Paul Seul is a French DJ and producer from Paris, co-founder of the collective and label Casual Gabberz. He has also produced a record under his real name, Paul Orzoni. In 2019 he formed the group Ascendant Vierge with Mathilde Fernandez.

== Biography ==

In the early 2010s, Paul Seul lived in the Netherlands. He worked for a communications agency. It was during his work with the client ID&T/Thunderdome, a Dutch electronic music festival, that Paul Seul became interested in the gabber musical style.

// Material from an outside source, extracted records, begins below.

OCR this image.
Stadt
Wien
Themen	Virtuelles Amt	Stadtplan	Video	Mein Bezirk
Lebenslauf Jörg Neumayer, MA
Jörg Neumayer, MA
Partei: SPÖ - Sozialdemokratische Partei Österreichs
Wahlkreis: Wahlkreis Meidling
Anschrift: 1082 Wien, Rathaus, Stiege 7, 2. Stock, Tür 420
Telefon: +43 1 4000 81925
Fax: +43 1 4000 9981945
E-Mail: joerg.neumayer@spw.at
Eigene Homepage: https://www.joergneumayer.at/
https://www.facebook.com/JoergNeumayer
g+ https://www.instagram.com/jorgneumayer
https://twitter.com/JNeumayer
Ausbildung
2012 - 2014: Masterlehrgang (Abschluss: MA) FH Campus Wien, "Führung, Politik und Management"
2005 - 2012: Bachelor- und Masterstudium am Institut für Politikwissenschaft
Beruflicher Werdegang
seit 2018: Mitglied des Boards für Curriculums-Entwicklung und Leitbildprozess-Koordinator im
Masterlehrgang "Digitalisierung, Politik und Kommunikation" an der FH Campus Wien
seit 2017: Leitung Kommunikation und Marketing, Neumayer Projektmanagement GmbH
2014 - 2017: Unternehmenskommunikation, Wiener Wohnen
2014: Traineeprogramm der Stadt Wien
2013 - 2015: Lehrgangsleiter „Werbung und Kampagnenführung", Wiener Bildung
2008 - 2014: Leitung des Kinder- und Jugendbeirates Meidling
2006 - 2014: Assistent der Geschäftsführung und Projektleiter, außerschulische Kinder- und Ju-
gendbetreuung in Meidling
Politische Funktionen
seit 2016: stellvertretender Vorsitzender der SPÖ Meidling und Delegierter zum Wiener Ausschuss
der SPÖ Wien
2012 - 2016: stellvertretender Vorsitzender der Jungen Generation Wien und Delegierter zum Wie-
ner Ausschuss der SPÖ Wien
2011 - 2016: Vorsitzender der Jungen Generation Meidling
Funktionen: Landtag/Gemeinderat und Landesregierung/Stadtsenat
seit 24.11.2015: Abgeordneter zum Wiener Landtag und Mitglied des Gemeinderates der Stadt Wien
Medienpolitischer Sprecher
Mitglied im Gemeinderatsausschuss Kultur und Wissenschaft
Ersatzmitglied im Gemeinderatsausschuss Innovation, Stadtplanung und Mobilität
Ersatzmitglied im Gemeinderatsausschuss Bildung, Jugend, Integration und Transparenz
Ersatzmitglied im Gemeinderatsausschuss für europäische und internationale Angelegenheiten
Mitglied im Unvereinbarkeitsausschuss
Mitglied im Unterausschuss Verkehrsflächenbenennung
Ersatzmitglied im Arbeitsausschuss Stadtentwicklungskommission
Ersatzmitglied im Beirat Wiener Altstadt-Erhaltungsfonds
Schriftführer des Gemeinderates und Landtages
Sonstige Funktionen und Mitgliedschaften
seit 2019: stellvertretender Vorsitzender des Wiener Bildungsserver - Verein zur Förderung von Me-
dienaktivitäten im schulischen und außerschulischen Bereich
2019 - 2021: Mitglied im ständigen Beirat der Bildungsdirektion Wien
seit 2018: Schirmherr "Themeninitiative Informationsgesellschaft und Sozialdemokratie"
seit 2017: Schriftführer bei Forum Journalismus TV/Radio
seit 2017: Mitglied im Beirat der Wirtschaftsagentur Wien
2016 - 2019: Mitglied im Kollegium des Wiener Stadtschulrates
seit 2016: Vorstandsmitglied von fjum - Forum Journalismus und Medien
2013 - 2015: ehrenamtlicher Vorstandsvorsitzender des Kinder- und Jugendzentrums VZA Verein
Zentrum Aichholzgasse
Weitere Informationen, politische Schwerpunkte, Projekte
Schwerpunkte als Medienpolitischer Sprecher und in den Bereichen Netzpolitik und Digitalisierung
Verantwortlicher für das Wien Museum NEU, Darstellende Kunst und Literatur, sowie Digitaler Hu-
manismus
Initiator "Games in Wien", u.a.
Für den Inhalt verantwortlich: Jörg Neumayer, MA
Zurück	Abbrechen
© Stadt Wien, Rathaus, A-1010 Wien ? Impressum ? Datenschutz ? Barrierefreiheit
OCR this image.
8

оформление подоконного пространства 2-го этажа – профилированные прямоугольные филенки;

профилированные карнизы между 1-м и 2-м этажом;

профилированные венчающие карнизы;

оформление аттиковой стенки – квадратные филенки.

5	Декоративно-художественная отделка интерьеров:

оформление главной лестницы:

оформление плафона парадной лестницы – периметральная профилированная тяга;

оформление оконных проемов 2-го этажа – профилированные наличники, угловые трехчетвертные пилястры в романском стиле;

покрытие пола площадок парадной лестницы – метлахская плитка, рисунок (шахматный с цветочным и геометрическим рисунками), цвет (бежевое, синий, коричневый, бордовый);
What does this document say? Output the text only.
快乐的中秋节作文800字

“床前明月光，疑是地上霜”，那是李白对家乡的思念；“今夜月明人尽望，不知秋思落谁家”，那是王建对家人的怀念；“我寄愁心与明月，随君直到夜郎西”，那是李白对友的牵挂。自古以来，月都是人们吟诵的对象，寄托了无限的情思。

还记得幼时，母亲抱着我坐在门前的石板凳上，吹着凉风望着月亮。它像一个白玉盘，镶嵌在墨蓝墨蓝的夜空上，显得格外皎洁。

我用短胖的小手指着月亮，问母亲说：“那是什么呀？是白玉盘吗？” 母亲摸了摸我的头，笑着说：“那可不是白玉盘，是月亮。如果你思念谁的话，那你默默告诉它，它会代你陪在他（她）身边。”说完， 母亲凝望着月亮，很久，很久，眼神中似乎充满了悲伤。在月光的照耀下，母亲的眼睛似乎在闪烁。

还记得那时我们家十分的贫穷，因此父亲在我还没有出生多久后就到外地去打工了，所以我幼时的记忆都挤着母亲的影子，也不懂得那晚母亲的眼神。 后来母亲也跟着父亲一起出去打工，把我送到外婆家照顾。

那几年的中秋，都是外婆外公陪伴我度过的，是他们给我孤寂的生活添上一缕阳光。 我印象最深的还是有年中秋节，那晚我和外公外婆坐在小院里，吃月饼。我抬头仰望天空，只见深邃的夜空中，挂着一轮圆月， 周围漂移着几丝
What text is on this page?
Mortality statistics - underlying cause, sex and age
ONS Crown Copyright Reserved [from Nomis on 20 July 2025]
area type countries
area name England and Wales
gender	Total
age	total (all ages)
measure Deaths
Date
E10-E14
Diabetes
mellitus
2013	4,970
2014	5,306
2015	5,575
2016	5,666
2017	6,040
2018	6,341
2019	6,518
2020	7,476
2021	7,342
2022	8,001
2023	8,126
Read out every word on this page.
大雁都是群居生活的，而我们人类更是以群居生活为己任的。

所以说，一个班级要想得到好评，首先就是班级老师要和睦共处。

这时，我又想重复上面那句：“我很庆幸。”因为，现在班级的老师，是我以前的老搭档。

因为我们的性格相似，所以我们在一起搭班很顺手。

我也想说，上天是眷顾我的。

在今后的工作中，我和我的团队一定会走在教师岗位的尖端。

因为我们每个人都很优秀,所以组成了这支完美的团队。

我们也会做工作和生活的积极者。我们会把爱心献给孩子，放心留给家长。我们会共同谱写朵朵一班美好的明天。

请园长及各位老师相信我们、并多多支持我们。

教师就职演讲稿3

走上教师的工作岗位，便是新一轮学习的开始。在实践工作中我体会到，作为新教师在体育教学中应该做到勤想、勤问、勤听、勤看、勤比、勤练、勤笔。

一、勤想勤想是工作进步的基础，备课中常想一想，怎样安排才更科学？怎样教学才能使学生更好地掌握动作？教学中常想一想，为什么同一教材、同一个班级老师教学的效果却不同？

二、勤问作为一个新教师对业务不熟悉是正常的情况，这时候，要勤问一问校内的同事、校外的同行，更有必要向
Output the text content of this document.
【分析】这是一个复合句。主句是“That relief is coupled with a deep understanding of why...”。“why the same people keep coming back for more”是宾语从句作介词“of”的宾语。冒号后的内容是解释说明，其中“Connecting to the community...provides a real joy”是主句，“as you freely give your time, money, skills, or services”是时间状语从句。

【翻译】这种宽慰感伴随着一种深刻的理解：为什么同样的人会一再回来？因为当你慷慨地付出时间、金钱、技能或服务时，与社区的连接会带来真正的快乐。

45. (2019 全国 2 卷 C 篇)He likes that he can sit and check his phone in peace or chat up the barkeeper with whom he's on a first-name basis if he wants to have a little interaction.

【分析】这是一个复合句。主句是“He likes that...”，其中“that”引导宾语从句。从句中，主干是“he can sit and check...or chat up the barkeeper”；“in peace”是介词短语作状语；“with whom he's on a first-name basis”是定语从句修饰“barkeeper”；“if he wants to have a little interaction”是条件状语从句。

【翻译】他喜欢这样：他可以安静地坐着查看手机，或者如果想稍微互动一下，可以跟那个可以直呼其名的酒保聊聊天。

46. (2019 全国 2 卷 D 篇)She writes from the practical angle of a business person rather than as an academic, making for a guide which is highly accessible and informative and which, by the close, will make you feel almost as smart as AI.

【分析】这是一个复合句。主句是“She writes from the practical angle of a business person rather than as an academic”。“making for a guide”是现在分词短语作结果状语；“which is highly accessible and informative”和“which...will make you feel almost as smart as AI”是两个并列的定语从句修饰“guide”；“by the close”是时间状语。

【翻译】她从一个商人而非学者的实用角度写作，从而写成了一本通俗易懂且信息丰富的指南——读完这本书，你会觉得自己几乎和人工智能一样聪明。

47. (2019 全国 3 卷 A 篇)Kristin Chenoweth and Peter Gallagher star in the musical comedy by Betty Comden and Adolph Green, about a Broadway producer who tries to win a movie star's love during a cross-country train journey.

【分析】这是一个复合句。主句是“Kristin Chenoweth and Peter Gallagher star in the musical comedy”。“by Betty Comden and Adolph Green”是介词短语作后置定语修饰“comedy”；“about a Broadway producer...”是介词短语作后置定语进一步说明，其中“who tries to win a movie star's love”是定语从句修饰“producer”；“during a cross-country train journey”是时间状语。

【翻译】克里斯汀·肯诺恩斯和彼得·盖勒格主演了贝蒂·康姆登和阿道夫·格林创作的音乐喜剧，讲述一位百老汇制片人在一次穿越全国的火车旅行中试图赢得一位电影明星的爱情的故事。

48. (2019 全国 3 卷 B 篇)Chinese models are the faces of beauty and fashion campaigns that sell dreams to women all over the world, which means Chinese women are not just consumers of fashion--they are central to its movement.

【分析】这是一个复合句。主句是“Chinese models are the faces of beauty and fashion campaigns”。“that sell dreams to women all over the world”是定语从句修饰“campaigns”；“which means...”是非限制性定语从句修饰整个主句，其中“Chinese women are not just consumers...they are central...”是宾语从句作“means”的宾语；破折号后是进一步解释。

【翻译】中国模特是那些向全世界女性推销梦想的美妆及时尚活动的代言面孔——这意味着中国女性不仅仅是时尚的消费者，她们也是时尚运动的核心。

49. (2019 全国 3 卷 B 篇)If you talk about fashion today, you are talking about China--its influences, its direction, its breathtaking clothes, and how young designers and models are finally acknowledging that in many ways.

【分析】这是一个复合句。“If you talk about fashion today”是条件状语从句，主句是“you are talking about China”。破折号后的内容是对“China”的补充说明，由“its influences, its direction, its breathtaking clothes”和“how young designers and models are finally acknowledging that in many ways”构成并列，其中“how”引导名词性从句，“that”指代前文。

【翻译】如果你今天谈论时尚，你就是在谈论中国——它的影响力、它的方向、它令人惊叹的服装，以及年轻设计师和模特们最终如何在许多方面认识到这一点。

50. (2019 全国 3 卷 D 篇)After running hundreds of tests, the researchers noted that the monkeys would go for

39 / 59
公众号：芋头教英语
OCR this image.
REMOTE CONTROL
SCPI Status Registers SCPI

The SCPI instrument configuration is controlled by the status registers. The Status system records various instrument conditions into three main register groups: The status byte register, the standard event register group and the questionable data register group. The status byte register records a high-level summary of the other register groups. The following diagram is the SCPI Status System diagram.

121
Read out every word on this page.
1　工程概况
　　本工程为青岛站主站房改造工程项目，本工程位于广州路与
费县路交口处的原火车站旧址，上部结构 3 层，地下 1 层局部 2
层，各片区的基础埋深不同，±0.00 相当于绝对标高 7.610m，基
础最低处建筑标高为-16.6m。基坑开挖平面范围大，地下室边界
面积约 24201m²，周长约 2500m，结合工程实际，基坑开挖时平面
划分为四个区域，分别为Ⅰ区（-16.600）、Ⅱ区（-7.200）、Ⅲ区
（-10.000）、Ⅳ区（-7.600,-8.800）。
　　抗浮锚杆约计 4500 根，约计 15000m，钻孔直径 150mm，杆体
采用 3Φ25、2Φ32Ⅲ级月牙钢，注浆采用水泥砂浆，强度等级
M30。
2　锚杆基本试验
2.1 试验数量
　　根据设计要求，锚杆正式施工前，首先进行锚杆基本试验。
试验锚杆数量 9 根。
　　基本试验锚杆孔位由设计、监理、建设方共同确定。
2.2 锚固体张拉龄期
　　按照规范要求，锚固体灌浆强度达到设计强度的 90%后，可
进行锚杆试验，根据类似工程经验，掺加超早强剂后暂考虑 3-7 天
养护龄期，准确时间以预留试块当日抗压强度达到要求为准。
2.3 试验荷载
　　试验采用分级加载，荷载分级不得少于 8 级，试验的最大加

Mathilde Fernandez, whose music blends pop and gothic styles, requested a remix of her song Oubliette from the EP Hyperstition released in 2019. They then decided to continue this collaboration under the group name Ascendant Vierge. The name comes from their respective astrological signs, Virgo for Paul Seul and Gemini for Mathilde Fernandez.

In 2021, Paul Seul worked on a new solo EP titled Amoureuse, which began with the production of the track of the same name. Paul Seul sent it to another producer, Alberto from Gabber Eleganza, who encouraged him to work on a full project in the same style. He then added female vocals and pop elements, while blending his original influences, such as extreme electronic music (gabber, hardcore, etc.).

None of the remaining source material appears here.